The Results: Two Rounds of Refinement
Round 1:
- Model accuracy: 90%
- Outliers found: 253 (12.6% of dataset)
- After human review: 139 corrections (54.9% of outliers were bad labels)
After correcting those 139 labels and retraining:
Round 2:
- Model accuracy: 98.5%
- Outliers found: 26 (1.3% of dataset)
- After human review: 19 corrections (73.1% of outliers were bad labels)
Notice the pattern. As the model improved, the outlier-to-correction ratio increased. In round 1, about half the outliers were label errors. In round 2, nearly three-quarters were. The better the model gets, the more trustworthy its disagreements become.
Also notice: we removed 2 images entirely. Some OCR images had characters clipped at the edge, making the “correct” label ambiguous. When you can’t determine ground truth, the only honest answer is to remove the sample.
Final result: 98% accuracy on 1,998 images.
The Uncomfortable Truth About Scale
This approach doesn’t scale. That’s the point.
We manually reviewed 279 potential errors across two rounds. We didn’t automate the final decision - a human looked at each outlier and decided whether the model or the label was correct.
But here’s the thing: we got 98% accuracy from 2,000 images. Not 20,000. Not 200,000. Two thousand carefully curated samples beat the hypothetical dataset ten times larger with 27% label noise.
In machine learning, there’s a seductive lie: “More data will fix it.” Sometimes it will. But dirty data at scale is just dirty data with higher GPU bills.
The Architecture That Made It Work
For completeness, here’s what the model looks like:
CRNN Architecture:
├── CNN Feature Extractor (ResNet-style blocks)
│ ├── 64 → 128 → 256 channels
│ └── Spatial reduction for sequence input
├── Bidirectional LSTM (2 layers, 256 hidden)

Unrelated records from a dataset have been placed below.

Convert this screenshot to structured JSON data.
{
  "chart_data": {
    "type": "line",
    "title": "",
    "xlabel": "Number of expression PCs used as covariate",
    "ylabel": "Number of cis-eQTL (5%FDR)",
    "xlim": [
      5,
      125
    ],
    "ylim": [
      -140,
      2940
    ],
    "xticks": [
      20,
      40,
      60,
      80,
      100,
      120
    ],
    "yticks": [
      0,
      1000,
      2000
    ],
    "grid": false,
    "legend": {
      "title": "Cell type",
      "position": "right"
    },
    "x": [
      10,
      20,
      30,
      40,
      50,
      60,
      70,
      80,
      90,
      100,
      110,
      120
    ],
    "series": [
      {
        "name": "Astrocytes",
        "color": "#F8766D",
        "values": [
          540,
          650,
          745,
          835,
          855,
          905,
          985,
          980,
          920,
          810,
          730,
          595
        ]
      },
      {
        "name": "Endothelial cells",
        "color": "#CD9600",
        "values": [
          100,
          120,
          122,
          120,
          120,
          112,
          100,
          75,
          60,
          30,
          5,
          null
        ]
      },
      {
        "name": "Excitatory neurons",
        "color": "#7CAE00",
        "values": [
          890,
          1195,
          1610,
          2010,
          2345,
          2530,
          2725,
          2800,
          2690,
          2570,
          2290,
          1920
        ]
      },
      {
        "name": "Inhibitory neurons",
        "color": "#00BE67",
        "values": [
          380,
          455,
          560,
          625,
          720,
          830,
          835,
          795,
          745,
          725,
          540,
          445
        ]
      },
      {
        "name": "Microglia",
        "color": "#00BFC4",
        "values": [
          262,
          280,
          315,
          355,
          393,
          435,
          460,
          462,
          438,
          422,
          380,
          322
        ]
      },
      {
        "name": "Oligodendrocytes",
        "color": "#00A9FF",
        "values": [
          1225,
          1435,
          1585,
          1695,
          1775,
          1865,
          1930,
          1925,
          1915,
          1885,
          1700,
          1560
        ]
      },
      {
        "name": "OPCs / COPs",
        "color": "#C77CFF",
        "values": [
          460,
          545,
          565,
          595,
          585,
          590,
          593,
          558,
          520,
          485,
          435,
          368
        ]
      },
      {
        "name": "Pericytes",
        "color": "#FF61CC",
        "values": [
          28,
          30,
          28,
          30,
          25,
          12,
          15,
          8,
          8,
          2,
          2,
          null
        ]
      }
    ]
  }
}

│ └── Captures left-right character context
└── CTC Loss
└── Handles variable-length sequences
7.6 million parameters. Nothing exotic. The innovation wasn’t in the model - it was in systematically fixing what we fed it.

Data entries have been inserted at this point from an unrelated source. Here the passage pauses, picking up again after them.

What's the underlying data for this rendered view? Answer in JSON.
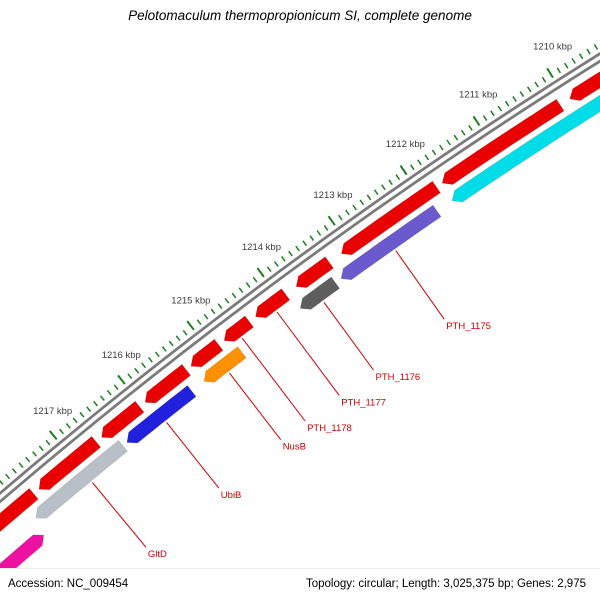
{
  "title": "Pelotomaculum thermopropionicum SI, complete genome",
  "status_bar": {
    "accession": "Accession: NC_009454",
    "summary": "Topology: circular; Length: 3,025,375 bp; Genes: 2,975"
  },
  "map": {
    "unit_suffix": " kbp",
    "tick_positions_kbp": [
      1210,
      1211,
      1212,
      1213,
      1214,
      1215,
      1216,
      1217
    ],
    "minor_tick_step_kbp": 0.1,
    "visible_range_kbp": [
      1209.3,
      1218.2
    ],
    "colors": {
      "backbone": "#7b7b7b",
      "tick": "#1e7d1e",
      "scale_text": "#3c3c3c",
      "label": "#cc0000",
      "red": "#e90000",
      "cyan": "#00dce8",
      "purple": "#6a5acd",
      "darkgray": "#5e5e5e",
      "orange": "#ff9000",
      "blue": "#2121dd",
      "silver": "#b9bfc7",
      "magenta": "#ee10a0"
    },
    "genes": [
      {
        "name": "",
        "color": "red",
        "lane": "lane1",
        "start": 1208.55,
        "end": 1209.97,
        "dir": 1
      },
      {
        "name": "",
        "color": "red",
        "lane": "lane1",
        "start": 1210.1,
        "end": 1211.72,
        "dir": 1
      },
      {
        "name": "",
        "color": "red",
        "lane": "lane1",
        "start": 1211.8,
        "end": 1213.13,
        "dir": 1
      },
      {
        "name": "",
        "color": "red",
        "lane": "lane1",
        "start": 1213.3,
        "end": 1213.77,
        "dir": 1
      },
      {
        "name": "PTH_1177",
        "color": "red",
        "lane": "lane1",
        "start": 1213.92,
        "end": 1214.35,
        "dir": 1
      },
      {
        "name": "PTH_1178",
        "color": "red",
        "lane": "lane1",
        "start": 1214.44,
        "end": 1214.8,
        "dir": 1
      },
      {
        "name": "",
        "color": "red",
        "lane": "lane1",
        "start": 1214.88,
        "end": 1215.28,
        "dir": 1
      },
      {
        "name": "",
        "color": "red",
        "lane": "lane1",
        "start": 1215.35,
        "end": 1215.95,
        "dir": 1
      },
      {
        "name": "",
        "color": "red",
        "lane": "lane1",
        "start": 1216.03,
        "end": 1216.59,
        "dir": 1
      },
      {
        "name": "",
        "color": "red",
        "lane": "lane1",
        "start": 1216.67,
        "end": 1217.52,
        "dir": 1
      },
      {
        "name": "",
        "color": "red",
        "lane": "lane1",
        "start": 1217.6,
        "end": 1218.6,
        "dir": 0
      },
      {
        "name": "",
        "color": "cyan",
        "lane": "lane2",
        "start": 1209.2,
        "end": 1211.74,
        "dir": 1
      },
      {
        "name": "PTH_1175",
        "color": "purple",
        "lane": "lane2",
        "start": 1211.95,
        "end": 1213.3,
        "dir": 1
      },
      {
        "name": "PTH_1176",
        "color": "darkgray",
        "lane": "lane2",
        "start": 1213.38,
        "end": 1213.88,
        "dir": 1
      },
      {
        "name": "NusB",
        "color": "orange",
        "lane": "lane2",
        "start": 1214.72,
        "end": 1215.27,
        "dir": 1
      },
      {
        "name": "UbiB",
        "color": "blue",
        "lane": "lane2",
        "start": 1215.45,
        "end": 1216.4,
        "dir": 1
      },
      {
        "name": "GltD",
        "color": "silver",
        "lane": "lane2",
        "start": 1216.46,
        "end": 1217.76,
        "dir": 1
      },
      {
        "name": "",
        "color": "magenta",
        "lane": "lane3",
        "start": 1217.82,
        "end": 1218.7,
        "dir": -1
      }
    ],
    "labels": [
      {
        "text": "PTH_1175",
        "p": 1212.6,
        "lane": "lane2"
      },
      {
        "text": "PTH_1176",
        "p": 1213.62,
        "lane": "lane2"
      },
      {
        "text": "PTH_1177",
        "p": 1214.12,
        "lane": "lane1"
      },
      {
        "text": "PTH_1178",
        "p": 1214.62,
        "lane": "lane1"
      },
      {
        "text": "NusB",
        "p": 1214.98,
        "lane": "lane2"
      },
      {
        "text": "UbiB",
        "p": 1215.9,
        "lane": "lane2"
      },
      {
        "text": "GltD",
        "p": 1217.0,
        "lane": "lane2"
      }
    ]
  }
}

Lessons for Your Next ML Project
1. Your labels are probably wrong. Not all of them. But enough to cap your accuracy at a ceiling you won’t break without addressing them. Budget time for label quality, not just label quantity.
2. Sequential verification beats parallel verification. This applies to humans too. The reviewer who processes files one at a time, with context and continuity, catches more errors than the team of reviewers each taking a random slice.
3. Use your model to debug your labels. Once you have any trained model - even a mediocre one - it becomes a tool for finding its own training data problems. High-confidence disagreements deserve human attention.
4. The iteration loop matters more than the starting point. Train → Find outliers → Fix labels → Retrain. Each cycle improves both the model and the data. The compounding effect is powerful.
5. Know when to remove data. Ambiguous samples hurt more than they help. If two humans would disagree on the correct label, the model shouldn’t be penalized for getting it “wrong.”
The Meta-Lesson: Distrust Enables Trust
The path to 98% accuracy wasn’t believing in the model or the labels. It was systematically questioning both.
Every outlier review session was an exercise in asking: “Is the model wrong, or am I?” Sometimes the model caught character confusions I had missed. Sometimes I caught patterns the model hadn’t learned yet. The dialogue - not blind trust in either - is what improved the system.
This is, perhaps, the core skill of applied machine learning. Not architecture design. Not hyperparameter tuning. Just the willingness to look at your data, notice the disagreements, and investigate them one by one.
The model was 90% accurate. Then it told me which labels to doubt. And doubt, carefully applied, got us to 98%.
The project used PyTorch with Apple Silicon MPS acceleration, a Flask-based labeling tool for human review, and more patience than I initially budgeted for.